It has been more than a year since Puerto Rico first defaulted on its obligations. While there has been a cascade of missed payments and ratings downgrades since last August — including at the start of this month — and a near constant airing of the intensifying fiscal and humanitarian crises, Puerto Rican debt has proved among the best performing within the $3.7tn municipal bond market.
It is somewhat confounding that the US territory — struggling with a near $69bn debt burden and a vastly unfunded pension system — has bubbled to the top of the closely scrutinised performance tables.
The island’s paper has been lifted by the appointment of an oversight board by US President Barack Obama that will have sign-off over its restructuring plans and future budgets as a part of emergency legislation that set out a path for the commonwealth to slash its obligations.
Creditors have widely viewed the seven-person team as technocratic selections, with a deep understanding of both Puerto Rico and insolvency proceedings. It includes Arthur González, the judge who presided over the Enron and WorldCom bankruptcies, and Carlos Garcia, a former head of Puerto Rico’s Government Development Bank. Holders of the debt hope is that the board will not subsume the bonds they own entirely to pensioners, and that recoveries may fare better than in Detroit.
That has enticed asset managers such as BlackRock back to the asset class, who had avoided Puerto Rican debt after Governor Alejandro García Padilla warned it was “not payable” last year, sparking a broad sell-off.
“A significant amount of bad news has been priced into the market and we’ve had a preview of how Puerto Rico thinks of these credits by the interest payments it has or has not been making,” says Peter Hayes, head of BlackRock’s municipal bonds group. “We have started to buy again.”
Investment grade bonds issued by Puerto Rico, worth roughly $8bn, have returned more than 10 per cent this year, according to Barclays. The broad municipal market gauge is up less than 4 per cent by contrast. Junk rated debt sold by the US archipelago have advanced 12.5 per cent over the same period.
Barclays removes bonds from the indices if an issuer defaults, leaving mostly insured debt in its high grade marker. For investors holding that insured paper, companies such as Ambac, Assured Guaranty, and MBIA unit National Public Finance Guarantee have stepped in to cover missed interest payments, propelling a rally in the debt.
General obligation debt insured by National Public Finance traded at 109 cents on the dollar at the start of the week, up from 100 cents one year ago.
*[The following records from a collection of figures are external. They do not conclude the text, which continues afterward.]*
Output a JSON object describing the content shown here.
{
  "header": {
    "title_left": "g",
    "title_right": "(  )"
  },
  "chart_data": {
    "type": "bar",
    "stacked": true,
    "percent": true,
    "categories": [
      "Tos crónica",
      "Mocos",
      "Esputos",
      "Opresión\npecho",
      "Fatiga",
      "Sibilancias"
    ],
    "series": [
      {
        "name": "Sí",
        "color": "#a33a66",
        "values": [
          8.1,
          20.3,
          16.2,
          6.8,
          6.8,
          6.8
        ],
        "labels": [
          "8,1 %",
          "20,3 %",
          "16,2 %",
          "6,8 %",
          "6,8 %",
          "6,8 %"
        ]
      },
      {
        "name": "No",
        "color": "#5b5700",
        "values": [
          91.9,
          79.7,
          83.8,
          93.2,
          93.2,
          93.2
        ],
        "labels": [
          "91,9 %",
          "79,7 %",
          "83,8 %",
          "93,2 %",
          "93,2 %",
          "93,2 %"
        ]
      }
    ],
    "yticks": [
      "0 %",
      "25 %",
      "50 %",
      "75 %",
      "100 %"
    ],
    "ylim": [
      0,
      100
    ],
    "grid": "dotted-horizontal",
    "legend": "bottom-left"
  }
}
Insured bonds that don’t pay a coupon and mature in 2044 have advanced 40 per cent since the end of May to trade at 21 cents on the dollar.
“It comes from confidence that people have gained in the insurers after the defaults in January and July,” says Craig Brandon, the co-director of municipal investments at Eaton Vance. “The insurance companies made good on their policies.”
But even for debts that are no longer being serviced by the commonwealth, prices have climbed. Some $3.5bn of debt issued in 2014, in a sale that attracted a wave of hedge funds, has advanced 3 per cent since the oversight board was named. Portfolio managers and strategists say they are betting on what they’ll ultimately recover after a restructuring is agreed.
“It is a recognition that the board will focus on the real causes of the ailment, not the symptoms,” adds Ambac chief executive Nader Tavakoli.
Mr Hayes estimates a haircut of as much as 55 per cent of the $69bn debt burden may be necessary. While sources familiar with negotiations say informal meetings between creditors and advisers to the commonwealth have taken place, substantive talks are not expected until the oversight board gets fully acquainted with the peculiarities and priorities of the different debt-issuing groups on the island. That includes the differences between general obligation debt that is guaranteed by Puerto Rico’s constitution, which it has defaulted on and is considered sacrosanct by investors, and sales-tax backed bonds that it continues to pay.
While Puerto Rico has been something of its own island within the municipal market this year, it has benefited tangentially from the hunt for income, as $12.6tn of sovereign and corporate bonds now trade with a yield below zero. Municipal portfolio managers have been inundated with fresh capital — 48 consecutive weeks of inflows.
“It is a hunt for yield,” says Mr Brandon. “Those [insured] bonds are paying significantly more than the market rate.”